By Elaine SciolinoNY Times foreign correspondent Elaine Sciolino writes about the Seine in a book that is part history and part tribute to this famous river. She offers a couple of chapters on the source of the Seine, both geographically in Burgundy and historically around the origin of the name (from the Roman goddess Sequanna).
Each of the chapters on the Seine's relationship to Paris covers a specific phase of river life: Paris by night, art, the river brigade, the river and song, etc. I especially enjoyed the chapter on bridges - all 37 of them! Each bridge has a connection to a historical figure or event, from the Pont Neuf built by Henry IV to the modern pedestrian span named for the 20th century feminist Simone de Beauvoir.

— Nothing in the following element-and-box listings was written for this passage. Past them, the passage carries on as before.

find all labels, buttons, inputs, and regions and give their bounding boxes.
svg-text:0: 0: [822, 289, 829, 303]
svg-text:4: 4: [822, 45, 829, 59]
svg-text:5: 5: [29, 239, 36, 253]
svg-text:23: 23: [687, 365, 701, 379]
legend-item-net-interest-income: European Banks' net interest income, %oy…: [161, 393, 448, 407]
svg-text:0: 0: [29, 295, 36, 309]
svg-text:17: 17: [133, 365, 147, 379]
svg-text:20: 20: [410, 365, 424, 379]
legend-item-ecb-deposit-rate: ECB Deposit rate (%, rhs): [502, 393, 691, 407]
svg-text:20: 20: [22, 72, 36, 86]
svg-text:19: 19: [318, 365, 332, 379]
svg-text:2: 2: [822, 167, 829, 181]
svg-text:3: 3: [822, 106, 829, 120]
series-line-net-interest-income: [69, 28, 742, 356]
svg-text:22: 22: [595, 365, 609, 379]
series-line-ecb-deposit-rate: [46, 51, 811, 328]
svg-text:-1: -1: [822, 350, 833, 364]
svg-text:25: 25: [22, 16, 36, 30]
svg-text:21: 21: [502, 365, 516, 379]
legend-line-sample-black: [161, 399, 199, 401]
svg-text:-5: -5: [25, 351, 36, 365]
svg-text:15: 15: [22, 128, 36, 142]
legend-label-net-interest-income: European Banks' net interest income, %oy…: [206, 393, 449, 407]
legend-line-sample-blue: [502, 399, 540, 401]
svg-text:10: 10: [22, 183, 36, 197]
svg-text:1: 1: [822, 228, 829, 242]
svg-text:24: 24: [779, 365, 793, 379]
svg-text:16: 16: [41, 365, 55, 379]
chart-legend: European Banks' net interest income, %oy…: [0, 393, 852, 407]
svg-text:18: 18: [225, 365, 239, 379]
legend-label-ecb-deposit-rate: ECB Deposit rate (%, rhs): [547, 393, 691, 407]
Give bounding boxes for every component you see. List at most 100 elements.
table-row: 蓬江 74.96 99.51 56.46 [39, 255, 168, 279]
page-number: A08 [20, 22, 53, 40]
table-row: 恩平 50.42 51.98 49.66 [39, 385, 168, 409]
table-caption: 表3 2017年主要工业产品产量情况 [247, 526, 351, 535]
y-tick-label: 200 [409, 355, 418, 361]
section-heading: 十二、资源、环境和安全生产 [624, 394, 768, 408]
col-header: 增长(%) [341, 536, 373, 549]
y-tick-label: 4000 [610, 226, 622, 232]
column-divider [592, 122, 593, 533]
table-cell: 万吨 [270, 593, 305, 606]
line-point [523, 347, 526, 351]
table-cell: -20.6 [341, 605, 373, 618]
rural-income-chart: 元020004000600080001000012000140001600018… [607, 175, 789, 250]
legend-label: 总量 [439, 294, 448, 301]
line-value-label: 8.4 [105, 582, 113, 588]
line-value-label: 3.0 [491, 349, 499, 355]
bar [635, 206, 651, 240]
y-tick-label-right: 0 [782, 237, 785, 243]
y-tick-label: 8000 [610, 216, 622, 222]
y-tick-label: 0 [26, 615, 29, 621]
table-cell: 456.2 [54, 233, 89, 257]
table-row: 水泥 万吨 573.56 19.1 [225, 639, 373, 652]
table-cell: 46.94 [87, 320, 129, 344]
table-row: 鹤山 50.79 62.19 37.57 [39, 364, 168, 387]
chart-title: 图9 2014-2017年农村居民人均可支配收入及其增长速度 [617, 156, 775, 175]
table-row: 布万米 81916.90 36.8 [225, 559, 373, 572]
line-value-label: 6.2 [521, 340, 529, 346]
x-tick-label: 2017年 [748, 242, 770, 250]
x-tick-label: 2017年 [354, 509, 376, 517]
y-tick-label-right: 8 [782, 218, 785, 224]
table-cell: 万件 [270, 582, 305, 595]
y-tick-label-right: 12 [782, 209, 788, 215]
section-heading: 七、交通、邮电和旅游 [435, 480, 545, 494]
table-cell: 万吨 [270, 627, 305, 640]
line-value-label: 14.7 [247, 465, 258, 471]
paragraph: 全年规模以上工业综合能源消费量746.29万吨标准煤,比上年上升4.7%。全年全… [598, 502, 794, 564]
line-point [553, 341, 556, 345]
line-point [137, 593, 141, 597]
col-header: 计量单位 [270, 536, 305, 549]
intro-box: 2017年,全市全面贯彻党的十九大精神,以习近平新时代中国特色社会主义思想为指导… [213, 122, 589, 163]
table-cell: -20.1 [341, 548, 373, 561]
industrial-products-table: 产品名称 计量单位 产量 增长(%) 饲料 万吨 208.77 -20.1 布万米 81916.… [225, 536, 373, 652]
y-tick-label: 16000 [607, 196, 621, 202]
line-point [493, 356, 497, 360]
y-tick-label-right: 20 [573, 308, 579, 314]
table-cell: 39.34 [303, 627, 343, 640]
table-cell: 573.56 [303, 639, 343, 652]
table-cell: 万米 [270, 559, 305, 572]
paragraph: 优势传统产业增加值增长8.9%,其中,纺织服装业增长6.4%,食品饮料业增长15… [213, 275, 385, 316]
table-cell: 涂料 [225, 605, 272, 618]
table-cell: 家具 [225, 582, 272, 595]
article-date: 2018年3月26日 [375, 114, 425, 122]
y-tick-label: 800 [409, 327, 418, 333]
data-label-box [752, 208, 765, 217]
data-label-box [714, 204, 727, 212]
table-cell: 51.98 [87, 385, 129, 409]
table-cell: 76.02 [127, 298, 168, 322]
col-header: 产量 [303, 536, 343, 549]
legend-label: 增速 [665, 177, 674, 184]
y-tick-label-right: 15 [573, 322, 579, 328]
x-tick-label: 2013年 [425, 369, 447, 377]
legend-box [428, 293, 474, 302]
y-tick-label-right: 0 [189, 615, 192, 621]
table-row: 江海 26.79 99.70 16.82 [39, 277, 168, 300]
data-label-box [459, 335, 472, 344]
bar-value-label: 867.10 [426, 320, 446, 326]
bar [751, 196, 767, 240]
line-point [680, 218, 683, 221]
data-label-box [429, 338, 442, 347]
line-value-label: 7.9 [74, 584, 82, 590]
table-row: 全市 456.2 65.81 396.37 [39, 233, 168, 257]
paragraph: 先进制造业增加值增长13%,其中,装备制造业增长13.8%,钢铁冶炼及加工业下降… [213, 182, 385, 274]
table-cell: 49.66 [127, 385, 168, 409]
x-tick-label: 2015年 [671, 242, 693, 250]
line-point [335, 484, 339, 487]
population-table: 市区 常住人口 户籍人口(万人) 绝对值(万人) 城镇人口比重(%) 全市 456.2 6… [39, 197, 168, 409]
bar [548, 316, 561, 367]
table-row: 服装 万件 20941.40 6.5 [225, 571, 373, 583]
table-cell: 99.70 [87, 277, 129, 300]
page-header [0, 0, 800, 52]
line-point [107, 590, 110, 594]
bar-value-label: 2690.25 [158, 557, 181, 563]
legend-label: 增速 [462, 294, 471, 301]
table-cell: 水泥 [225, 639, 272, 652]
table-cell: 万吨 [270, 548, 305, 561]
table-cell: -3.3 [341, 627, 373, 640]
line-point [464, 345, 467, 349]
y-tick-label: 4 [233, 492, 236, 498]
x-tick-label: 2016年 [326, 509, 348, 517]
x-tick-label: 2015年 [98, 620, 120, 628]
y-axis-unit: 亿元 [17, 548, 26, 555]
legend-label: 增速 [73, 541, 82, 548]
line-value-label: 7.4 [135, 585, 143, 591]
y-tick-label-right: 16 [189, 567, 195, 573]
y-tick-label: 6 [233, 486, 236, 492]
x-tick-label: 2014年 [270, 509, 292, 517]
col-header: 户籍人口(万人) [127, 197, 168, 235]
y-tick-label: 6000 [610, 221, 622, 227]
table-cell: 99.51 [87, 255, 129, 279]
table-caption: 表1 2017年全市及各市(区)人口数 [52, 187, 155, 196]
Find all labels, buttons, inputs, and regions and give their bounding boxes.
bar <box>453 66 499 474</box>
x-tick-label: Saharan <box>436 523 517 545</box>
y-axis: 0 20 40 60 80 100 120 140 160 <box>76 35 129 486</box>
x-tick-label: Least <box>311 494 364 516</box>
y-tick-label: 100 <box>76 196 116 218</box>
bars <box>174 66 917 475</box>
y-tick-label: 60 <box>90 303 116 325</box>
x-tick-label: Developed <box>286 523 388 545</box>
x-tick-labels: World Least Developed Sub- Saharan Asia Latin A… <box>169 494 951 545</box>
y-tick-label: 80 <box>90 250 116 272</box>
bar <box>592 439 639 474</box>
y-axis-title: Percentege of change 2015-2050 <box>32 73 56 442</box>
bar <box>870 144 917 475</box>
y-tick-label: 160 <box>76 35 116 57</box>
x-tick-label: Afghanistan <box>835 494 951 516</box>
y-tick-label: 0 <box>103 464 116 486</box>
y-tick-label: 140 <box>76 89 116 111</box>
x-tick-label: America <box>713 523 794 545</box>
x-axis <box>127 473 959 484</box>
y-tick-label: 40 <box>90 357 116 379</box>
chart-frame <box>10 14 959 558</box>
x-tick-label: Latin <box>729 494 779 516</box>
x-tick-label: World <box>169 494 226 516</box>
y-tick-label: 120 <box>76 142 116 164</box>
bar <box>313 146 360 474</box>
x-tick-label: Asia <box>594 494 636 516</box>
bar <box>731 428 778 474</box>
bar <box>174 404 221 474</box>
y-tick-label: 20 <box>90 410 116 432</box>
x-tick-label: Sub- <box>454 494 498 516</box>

The chapter on river barges notes that only a thousand of the 15000 bargemen of 1950 operate barges today, replaced mostly by truckers. These barges have a huge capacity, actually carrying many truckloads worth of grain, sand or whatever product they are bringing downriver. Sciolino interviews several bargemen and women to give a picture of their hard life. She also interviews a cruise ship captain, a 4th generation bargeman who has given up the hard life for a more cushy existence as a cruise ship captain (just like the young man I met on a Viking Seine cruise a few years ago). I was also fascinated by the chapter on bouquinistes, the booksellers whose shops line two miles of Seine riverfront; they have plied their trade for a couple of centuries. Their business is highly regulated, and their inventory often includes historic treasures.
Sciolino moves north to Rouen, the international shipping port that is also the site of Ste Jean d'Arc's martyrdom. She concludes with an afterward describing the Seine's importance as a water supply to fight the April 2019 Notre Dame Cathedral fire.